Mas o cinema era nossa fé, nosso credo. Por isso, tenho saudades daquele tempo do Cinema Novo, sim, saudades da tribo de esperançosos que éramos, cumprindo uma missão “histórica”. Justamente agora, quando as imagens nos penetram, inundam nossos olhos e ouvidos é que eu lembro com amor da fragilidade dos filmes antigos e da ideia do “objeto único”, da aura a que eles almejavam.
Hoje o cinema é nu. Está exposto em lojas, feiras e bancas de jornais, está na ponta dos dedos dos insones, está nas TVs, está rodando bolsinha nas ruas. Tenho saudades da sala escura, do cinema dos pobres tímidos, do cinema como ilusão solitária, realidade alternativa que analisávamos noite adentro nos bares. Pouco antes de sua morte, conversei com Louis Malle sobre isso, no Rio – falamos do sonho, da utopia dos anos 60, alimentada pelo “Cahiers du Cinema”, pelos círculos de fumaça dos “Gitanes” sem filtro, saudades do frisson culto das cinematecas. Como era bom esperar por um novo filme de Fellini, e pelo novo Antonioni, e pelo novo Godard... Atualmente, essa “cinefilia” soa quase como um vício sexual; talvez até tenha sido. Havia um mundo secreto, próprio do cinema, que só alguns ainda conhecem.

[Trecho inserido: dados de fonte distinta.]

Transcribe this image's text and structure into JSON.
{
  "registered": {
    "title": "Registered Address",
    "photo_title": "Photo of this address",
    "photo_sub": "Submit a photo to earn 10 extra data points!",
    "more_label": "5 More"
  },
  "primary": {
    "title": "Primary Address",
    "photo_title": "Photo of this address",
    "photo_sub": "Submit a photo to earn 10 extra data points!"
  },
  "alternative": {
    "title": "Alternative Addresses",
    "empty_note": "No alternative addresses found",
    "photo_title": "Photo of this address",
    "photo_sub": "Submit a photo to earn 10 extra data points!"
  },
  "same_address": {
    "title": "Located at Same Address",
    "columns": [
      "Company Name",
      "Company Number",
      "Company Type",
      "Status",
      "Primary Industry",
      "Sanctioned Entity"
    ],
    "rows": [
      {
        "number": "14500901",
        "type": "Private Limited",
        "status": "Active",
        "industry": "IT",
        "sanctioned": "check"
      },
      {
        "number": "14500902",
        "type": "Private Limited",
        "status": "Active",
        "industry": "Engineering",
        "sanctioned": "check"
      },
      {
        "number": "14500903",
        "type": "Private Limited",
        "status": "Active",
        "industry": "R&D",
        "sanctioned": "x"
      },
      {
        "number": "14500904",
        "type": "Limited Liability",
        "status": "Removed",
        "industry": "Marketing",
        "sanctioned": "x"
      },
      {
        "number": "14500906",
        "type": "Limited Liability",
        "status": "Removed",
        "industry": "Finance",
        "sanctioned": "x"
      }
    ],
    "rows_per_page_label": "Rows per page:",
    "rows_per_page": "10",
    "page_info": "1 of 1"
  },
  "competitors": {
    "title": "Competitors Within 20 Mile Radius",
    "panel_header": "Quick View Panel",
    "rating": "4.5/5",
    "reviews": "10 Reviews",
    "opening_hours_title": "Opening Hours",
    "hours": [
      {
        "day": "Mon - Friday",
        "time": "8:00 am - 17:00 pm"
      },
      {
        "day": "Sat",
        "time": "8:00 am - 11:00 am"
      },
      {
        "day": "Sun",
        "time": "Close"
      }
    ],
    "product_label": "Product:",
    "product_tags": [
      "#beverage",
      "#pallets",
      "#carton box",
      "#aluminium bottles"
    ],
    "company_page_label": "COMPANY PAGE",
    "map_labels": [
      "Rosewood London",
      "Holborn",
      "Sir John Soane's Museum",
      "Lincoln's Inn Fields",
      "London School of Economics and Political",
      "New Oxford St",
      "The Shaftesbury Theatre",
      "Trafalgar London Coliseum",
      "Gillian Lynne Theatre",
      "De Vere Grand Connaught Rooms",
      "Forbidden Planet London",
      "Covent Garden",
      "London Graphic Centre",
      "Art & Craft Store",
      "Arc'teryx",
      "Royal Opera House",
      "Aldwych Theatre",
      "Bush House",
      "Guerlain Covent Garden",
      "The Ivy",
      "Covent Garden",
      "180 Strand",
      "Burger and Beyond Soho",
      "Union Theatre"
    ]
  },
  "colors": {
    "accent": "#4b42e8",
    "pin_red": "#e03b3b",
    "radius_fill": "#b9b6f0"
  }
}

Não chego a ser um cinéfilo puro. Falta-me o gosto arquivista, o detalhe das fichas técnicas remotas, o mundo das fofocas de Hollywood. Mas tenho amigos que me calam de respeito. Cinéfilo era, por exemplo, o Manuel Puig, o escritor argentino que morou no Rio. Ele sabia tudo de qualquer filme. Outro dia, li um artigo sobre os últimos dias de Puig em Cuernavaca, no México. O relato era uma cena digna dos melodramas B que ele amava. Em sua vida, Puig tinha adotado dois “gays” jovens, que ele chamava de suas “filhas”. Uma delas era Yasmin, “filha” dele com o Ali Khan – pois Puig brincava com a fantasia de ser a Rita Hayworth; a outra, (esqueci o nome) era “filha” dele (dela) com Orson Welles.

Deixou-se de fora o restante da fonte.